When Variety was King
Memoir of a Tv Pioneer: Featuring Jackie Gleason, Sonny and Cher, Hee Haw, and More
By Frank Peppiatt, Tony Jenkins
ECW PRESS
Copyright © 2013 Frank Peppiatt
All rights reserved.
ISBN: 978-1-77041-157-9
CHAPTER 1
AND AWAY WE GO!
It was the strangest Saturday of my life.
The year was 1965. The setting was New York. My partner, John Aylesworth, and I were writing a pop-music show we had created called Hullabaloo. It featured all the big hit makers of the ’60s — the Rolling Stones, the Supremes, the Mamas & the Papas. I was 36, John 34, which made us older than most of the acts on our show, so we could play grown-up to some of the drug-addled talent that came through the door each week.

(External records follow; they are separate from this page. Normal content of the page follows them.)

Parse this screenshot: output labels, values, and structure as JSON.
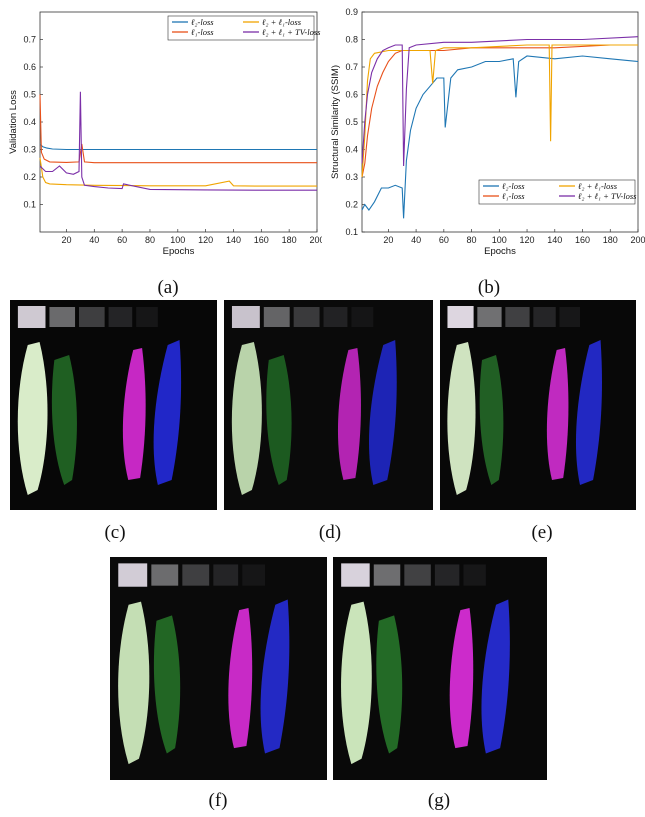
{
  "figure": {
    "labels": [
      "(a)",
      "(b)",
      "(c)",
      "(d)",
      "(e)",
      "(f)",
      "(g)"
    ]
  },
  "legend_entries": [
    "ℓ₂-loss",
    "ℓ₂ + ℓ₁-loss",
    "ℓ₁-loss",
    "ℓ₂ + ℓ₁ + TV-loss"
  ],
  "colors": {
    "l2": "#1f77b4",
    "l1": "#e8501a",
    "l2l1": "#f0a400",
    "l2l1tv": "#7b2fa8"
  },
  "chart_data": [
    {
      "type": "line",
      "title": "",
      "xlabel": "Epochs",
      "ylabel": "Validation Loss",
      "xlim": [
        1,
        200
      ],
      "ylim": [
        0,
        0.8
      ],
      "xticks": [
        20,
        40,
        60,
        80,
        100,
        120,
        140,
        160,
        180,
        200
      ],
      "yticks": [
        0.1,
        0.2,
        0.3,
        0.4,
        0.5,
        0.6,
        0.7
      ],
      "legend_position": "top-right",
      "series": [
        {
          "name": "ℓ₂-loss",
          "color": "#1f77b4",
          "x": [
            1,
            3,
            6,
            10,
            20,
            40,
            80,
            120,
            160,
            200
          ],
          "y": [
            0.32,
            0.31,
            0.305,
            0.302,
            0.3,
            0.3,
            0.3,
            0.3,
            0.3,
            0.3
          ]
        },
        {
          "name": "ℓ₁-loss",
          "color": "#e8501a",
          "x": [
            1,
            2,
            4,
            8,
            20,
            29,
            31,
            33,
            40,
            80,
            120,
            160,
            200
          ],
          "y": [
            0.5,
            0.29,
            0.265,
            0.255,
            0.253,
            0.255,
            0.32,
            0.255,
            0.252,
            0.252,
            0.252,
            0.252,
            0.252
          ]
        },
        {
          "name": "ℓ₂ + ℓ₁-loss",
          "color": "#f0a400",
          "x": [
            1,
            3,
            5,
            8,
            20,
            40,
            80,
            120,
            137,
            140,
            160,
            200
          ],
          "y": [
            0.27,
            0.2,
            0.18,
            0.175,
            0.172,
            0.17,
            0.168,
            0.168,
            0.185,
            0.168,
            0.167,
            0.167
          ]
        },
        {
          "name": "ℓ₂ + ℓ₁ + TV-loss",
          "color": "#7b2fa8",
          "x": [
            1,
            5,
            10,
            15,
            20,
            25,
            29,
            30,
            31,
            33,
            40,
            50,
            60,
            61,
            80,
            120,
            160,
            200
          ],
          "y": [
            0.24,
            0.22,
            0.22,
            0.24,
            0.215,
            0.21,
            0.22,
            0.51,
            0.2,
            0.17,
            0.165,
            0.16,
            0.158,
            0.175,
            0.155,
            0.153,
            0.152,
            0.152
          ]
        }
      ]
    },
    {
      "type": "line",
      "title": "",
      "xlabel": "Epochs",
      "ylabel": "Structural Similarity (SSIM)",
      "xlim": [
        1,
        200
      ],
      "ylim": [
        0.1,
        0.9
      ],
      "xticks": [
        20,
        40,
        60,
        80,
        100,
        120,
        140,
        160,
        180,
        200
      ],
      "yticks": [
        0.1,
        0.2,
        0.3,
        0.4,
        0.5,
        0.6,
        0.7,
        0.8,
        0.9
      ],
      "legend_position": "bottom-right",
      "series": [
        {
          "name": "ℓ₂-loss",
          "color": "#1f77b4",
          "x": [
            1,
            3,
            6,
            10,
            15,
            20,
            25,
            30,
            31,
            33,
            36,
            40,
            45,
            50,
            55,
            60,
            61,
            65,
            70,
            80,
            90,
            100,
            110,
            112,
            114,
            120,
            140,
            160,
            180,
            200
          ],
          "y": [
            0.18,
            0.2,
            0.18,
            0.21,
            0.26,
            0.26,
            0.27,
            0.26,
            0.15,
            0.36,
            0.47,
            0.55,
            0.6,
            0.63,
            0.66,
            0.66,
            0.48,
            0.66,
            0.69,
            0.7,
            0.72,
            0.72,
            0.73,
            0.59,
            0.72,
            0.74,
            0.73,
            0.74,
            0.73,
            0.72
          ]
        },
        {
          "name": "ℓ₁-loss",
          "color": "#e8501a",
          "x": [
            1,
            3,
            5,
            8,
            12,
            16,
            20,
            25,
            30,
            40,
            60,
            80,
            100,
            140,
            180,
            200
          ],
          "y": [
            0.3,
            0.35,
            0.45,
            0.55,
            0.63,
            0.68,
            0.72,
            0.75,
            0.76,
            0.76,
            0.76,
            0.77,
            0.77,
            0.77,
            0.78,
            0.78
          ]
        },
        {
          "name": "ℓ₂ + ℓ₁-loss",
          "color": "#f0a400",
          "x": [
            1,
            3,
            5,
            7,
            10,
            20,
            40,
            50,
            52,
            54,
            60,
            80,
            120,
            136,
            137,
            138,
            140,
            160,
            200
          ],
          "y": [
            0.3,
            0.45,
            0.65,
            0.73,
            0.75,
            0.76,
            0.76,
            0.76,
            0.64,
            0.76,
            0.77,
            0.77,
            0.78,
            0.78,
            0.43,
            0.78,
            0.78,
            0.78,
            0.78
          ]
        },
        {
          "name": "ℓ₂ + ℓ₁ + TV-loss",
          "color": "#7b2fa8",
          "x": [
            1,
            3,
            5,
            8,
            12,
            16,
            20,
            25,
            30,
            31,
            33,
            35,
            40,
            60,
            80,
            120,
            160,
            200
          ],
          "y": [
            0.35,
            0.5,
            0.6,
            0.68,
            0.73,
            0.76,
            0.77,
            0.78,
            0.78,
            0.34,
            0.62,
            0.77,
            0.78,
            0.79,
            0.79,
            0.8,
            0.8,
            0.81
          ]
        }
      ]
    }
  ]
}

John was about five foot ten, with straight blondish hair, intense blue eyes and a wonderful laugh. He did marvelous impressions of almost anybody in show business, but he had two left feet and no sense of rhythm. I was six three and gangly, with curly brown hair, hazel eyes and a gap-toothed grin. I had trouble doing an impression of myself, but I had rhythm and plenty of it. John hated sports; I loved them. I was a worrier; John assumed everything would turn out just fine. We were complete opposites, and it worked for us.

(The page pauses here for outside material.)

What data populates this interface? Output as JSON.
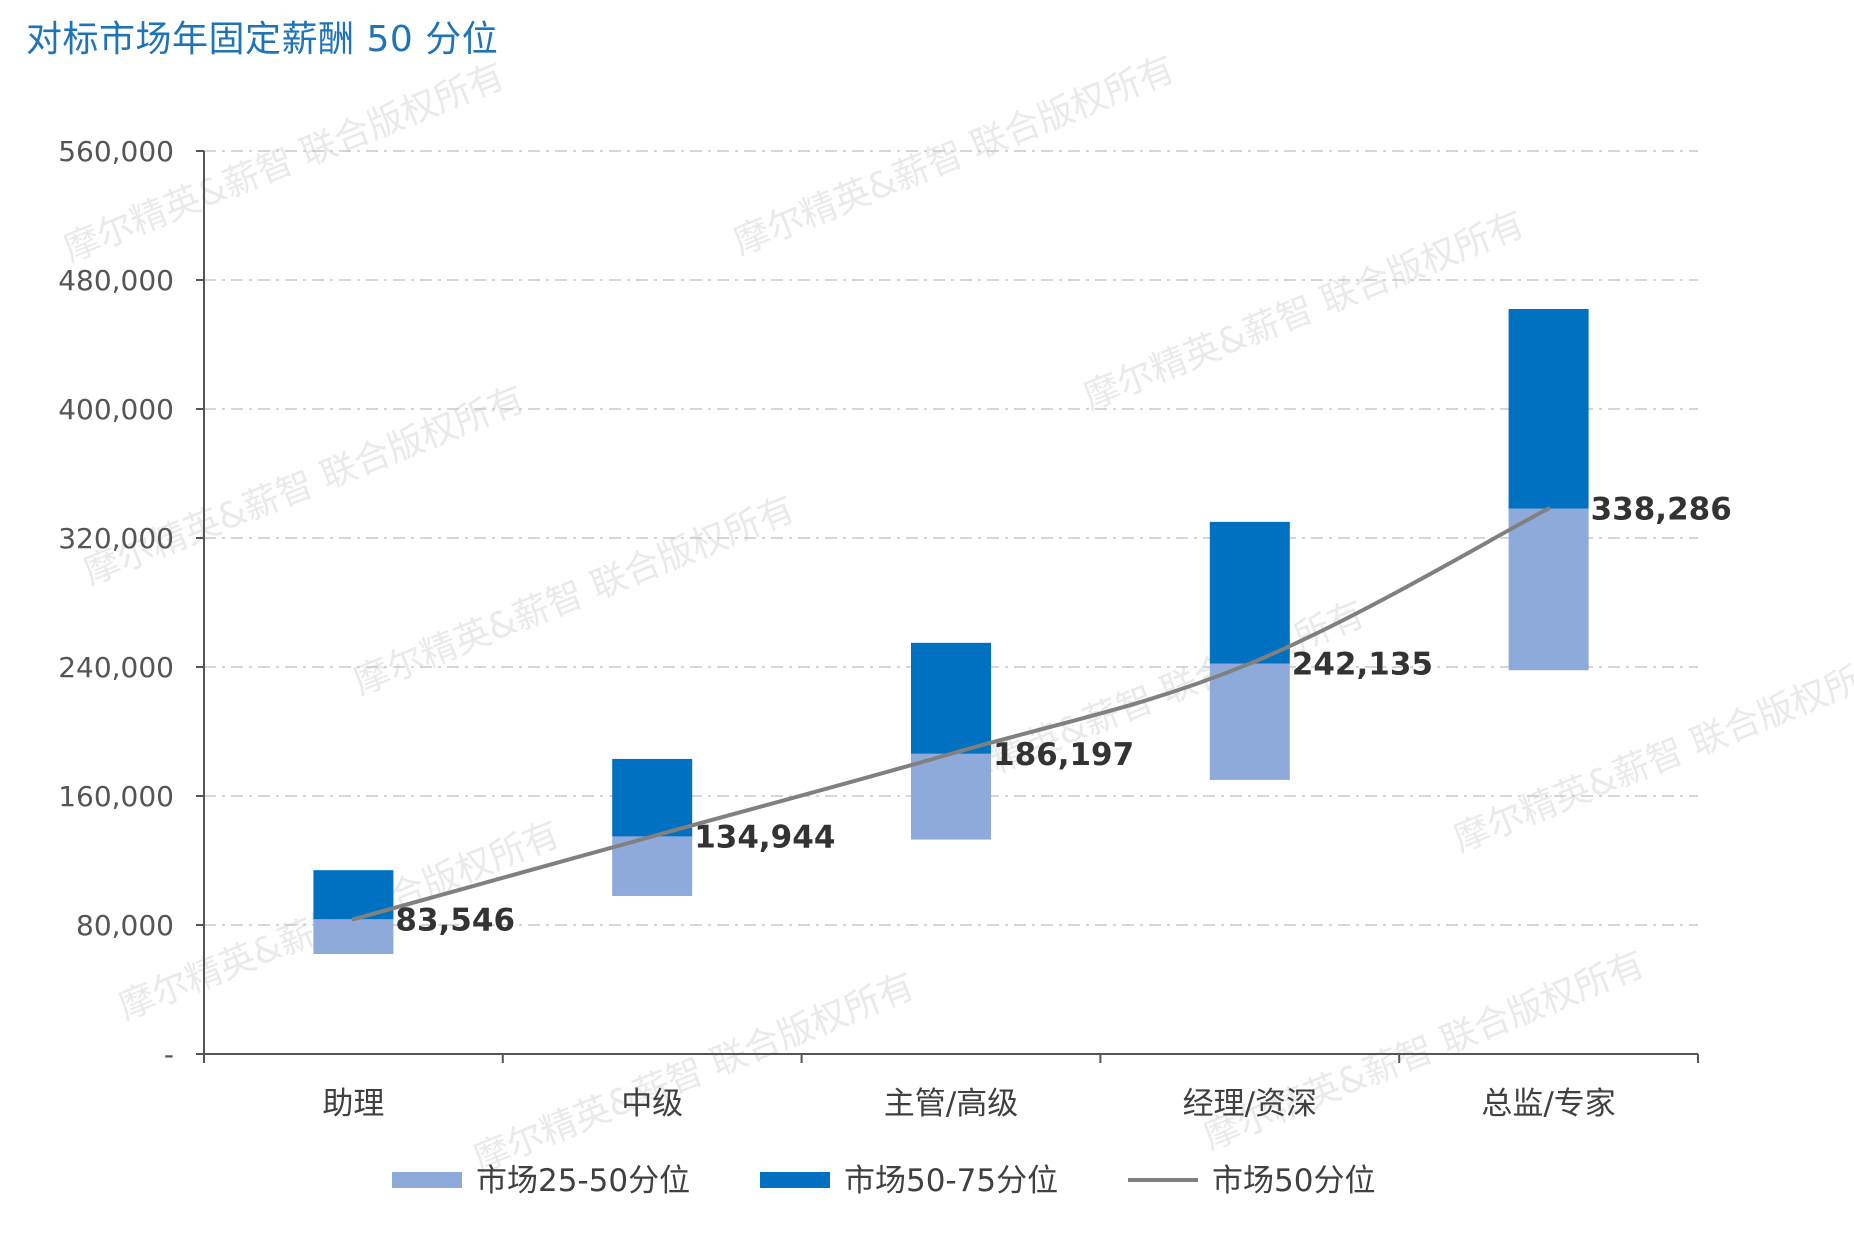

On this cold Monday in January our agent, Lester Gottlieb, showed up unexpectedly at the Hullabaloo office. Lester was a born-and-bred New Yorker, from his snap-brim fedora down to his wingtip toes. His sharp gray eyes were constantly shifting, sizing up everything. He always looked like he’d just had a haircut. People would ask him, “You just had a haircut, Lester?” I think his wife gave him a trim every morning, or maybe he was having an affair with a lady barber. I don’t know how much Lester made as an agent, but I’ll bet he spent at least half of it on clothes. Every week he sported something new. Not a button out of place, not a crease that wasn’t razor-sharp. He carried an umbrella, rain or shine; summer or winter, he had a tan. He looked much younger than his 40-odd years and he considered himself a ladies’ man. The ladies, however, hadn’t been informed.
He lunged his umbrella at us as if it were an épée and said, “How’d you guys like to take a train ride to Florida this Friday?”
John and I looked at him, slightly stunned.
“Well?”
“Is this some kind of joke, Lester?” John asked.
“No, not at all,” Lester said. “Jackie Gleason has requested that the two of you come up with some great ideas for a big special for him.”
“Okay, but why does Gleason want us?” I said.
“Because Jackie Gleason is the agency’s biggest variety star and variety is king of TV land and Peppiatt and Aylesworth are the crown princes.”
I laughed. “Crown princes? That’s over the top, even for you, Lester.”
“Is Mr. Gleason willing to pay a princely sum for our week?” John asked.
Lester took off his winter fedora and threw a big smile at us. “You take the train Friday, meet with Jackie Saturday afternoon and come back Saturday night.”
“And?” John asked.
“And all expenses and $5,000!”
“Each?” John and I said as one.
“For the team, guys, for the team. That is damn good money for a day’s work.”
“One day?” I said. “Will the great ideas be slipped to us under our door by the Fairy-Great-Idea-Godmother?”
“Come on, you guys can do it. You’ve got a whole week.”
“The so-called one day’s work just flew out the window,” John said as Lester put his fedora back on.
“I take it that’s a yes?” Lester smiled and held out his hand.
“Yes,” we both said, and shook on it.